On generalized tree structures of Artin groups

The main algorithmic problems in group theory formulated at the beginning of XX century, are the problem of words, the problem of the conjugation of words and the isomorphism problem for finitely presented groups. P. S. Novikov proved the unsolvability of the main algorithmic problems in the class of finitely presented groups. Therefore, algorithmic problems are studied in particular groups. In 1983, K. Appel and P. Schupp defined a class of Artin groups of extra-large type, in which they solved the problems of equality and conjugation of words. In 2003, V. N. Bezverkhnii introduced the class of Artin groups with a tree structure. In the graph corresponding to the Artin group, it is always possible to allocate the maximum subgraph corresponding to the Artin group with a tree structure. V. N. Bezverkhnii and O. Y. Platonova solved algorithmic problem in the class of Artin groups.

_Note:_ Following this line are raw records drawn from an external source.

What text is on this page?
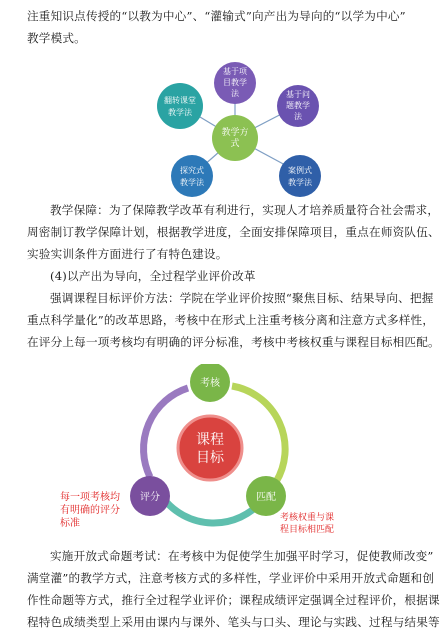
注重知识点传授的“以教为中心”、“灌输式”向产出为导向的“以学为中心”
教学模式。
教学方
式
基于项
目教学
法	基于问
题教学
法
案例式
教学法
探究式
教学法
翻转课堂
教学法
教学保障：为了保障教学改革有利进行，实现人才培养质量符合社会需求，
周密制订教学保障计划，根据教学进度，全面安排保障项目，重点在师资队伍、
实验实训条件方面进行了有特色建设。
(4)以产出为导向，全过程学业评价改革
强调课程目标评价方法：学院在学业评价按照“聚焦目标、结果导向、把握
重点科学量化”的改革思路，考核中在形式上注重考核分离和注意方式多样性，
在评分上每一项考核均有明确的评分标准，考核中考核权重与课程目标相匹配。
课程
目标
考核
匹配
评分
每一项考核均
有明确的评分
标准	考核权重与课
程目标相匹配
实施开放式命题考试：在考核中为促使学生加强平时学习，促使教师改变”
满堂灌”的教学方式，注意考核方式的多样性，学业评价中采用开放式命题和创
作性命题等方式，推行全过程学业评价；课程成绩评定强调全过程评价，根据课
程特色成绩类型上采用由课内与课外、笔头与口头、理论与实践、过程与结果等
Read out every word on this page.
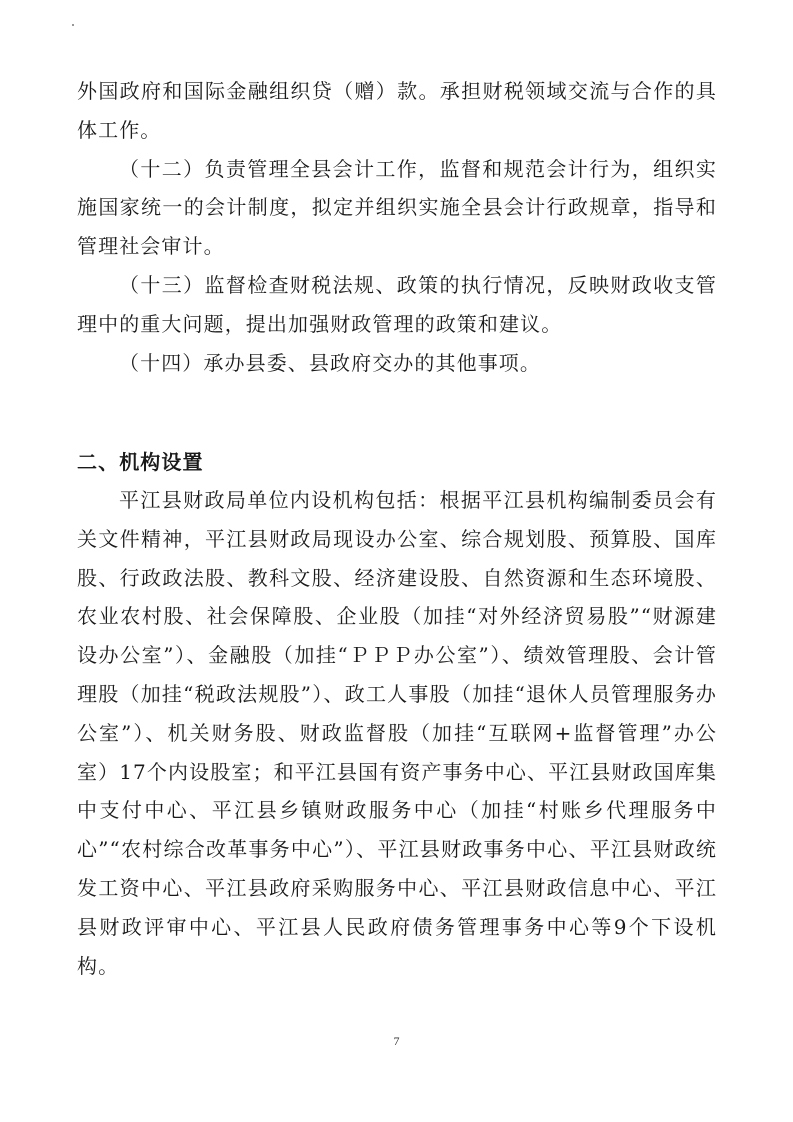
外国政府和国际金融组织贷（赠）款。承担财税领域交流与合作的具体工作。

（十二）负责管理全县会计工作，监督和规范会计行为，组织实施国家统一的会计制度，拟定并组织实施全县会计行政规章，指导和管理社会审计。

（十三）监督检查财税法规、政策的执行情况，反映财政收支管理中的重大问题，提出加强财政管理的政策和建议。

（十四）承办县委、县政府交办的其他事项。

二、机构设置

平江县财政局单位内设机构包括：根据平江县机构编制委员会有关文件精神，平江县财政局现设办公室、综合规划股、预算股、国库股、行政政法股、教科文股、经济建设股、自然资源和生态环境股、农业农村股、社会保障股、企业股（加挂“对外经济贸易股”“财源建设办公室”）、金融股（加挂“ＰＰＰ办公室”）、绩效管理股、会计管理股（加挂“税政法规股”）、政工人事股（加挂“退休人员管理服务办公室”）、机关财务股、财政监督股（加挂“互联网+监督管理”办公室）17个内设股室；和平江县国有资产事务中心、平江县财政国库集中支付中心、平江县乡镇财政服务中心（加挂“村账乡代理服务中心”“农村综合改革事务中心”）、平江县财政事务中心、平江县财政统发工资中心、平江县政府采购服务中心、平江县财政信息中心、平江县财政评审中心、平江县人民政府债务管理事务中心等9个下设机构。

7
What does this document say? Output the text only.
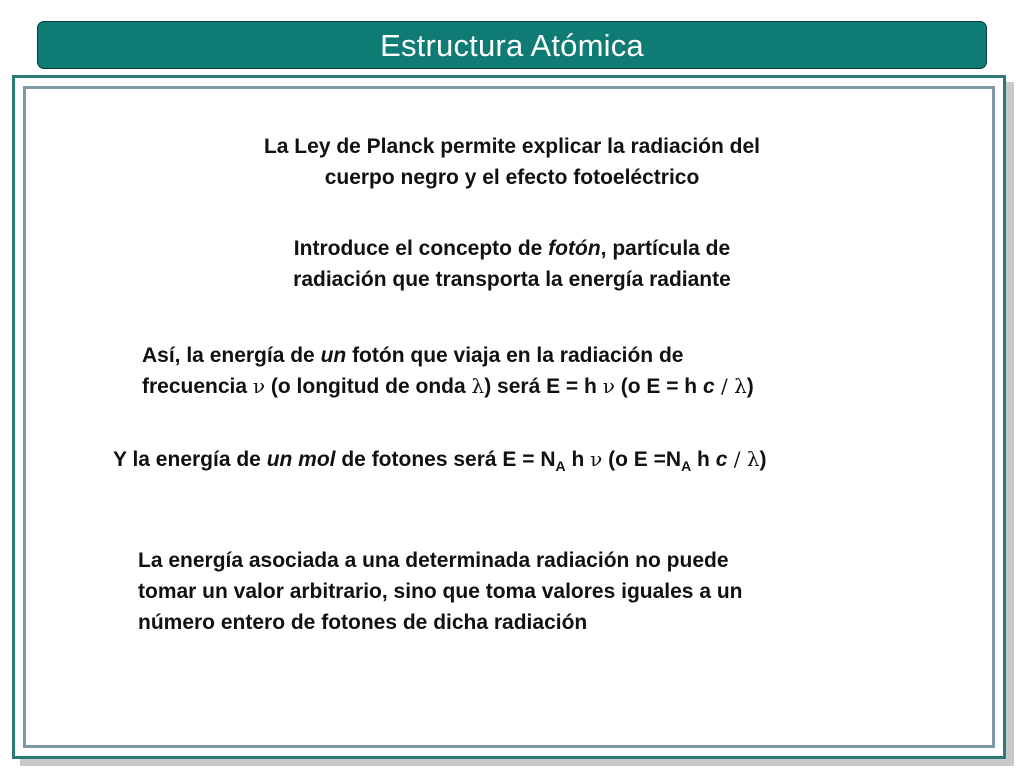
Estructura Atómica
La Ley de Planck permite explicar la radiación del
cuerpo negro y el efecto fotoeléctrico
Introduce el concepto de fotón, partícula de
radiación que transporta la energía radiante
Así, la energía de un fotón que viaja en la radiación de
frecuencia ν (o longitud de onda λ) será E = h ν (o E = h c / λ)
Y la energía de un mol de fotones será $E = N_A$ h ν (o $E =N_A$ h c / λ)
La energía asociada a una determinada radiación no puede
tomar un valor arbitrario, sino que toma valores iguales a un
número entero de fotones de dicha radiación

The article examines the structure of diagrams over generalized tree structures of Artin groups, which are tree products of Artin groups of extra-large type and Artin groups with a tree structure, amalgamated by cyclic subgroups corresponding to the generators of these groups, and their application to the effective writing out generators of the centralizer of an element and solving the problem of conjugation of words in this class of groups. The proof of the main results uses the method of diagrams worked out by van Kampen, reopened by R. Lindon and refined by V. N. Bezverkhnii.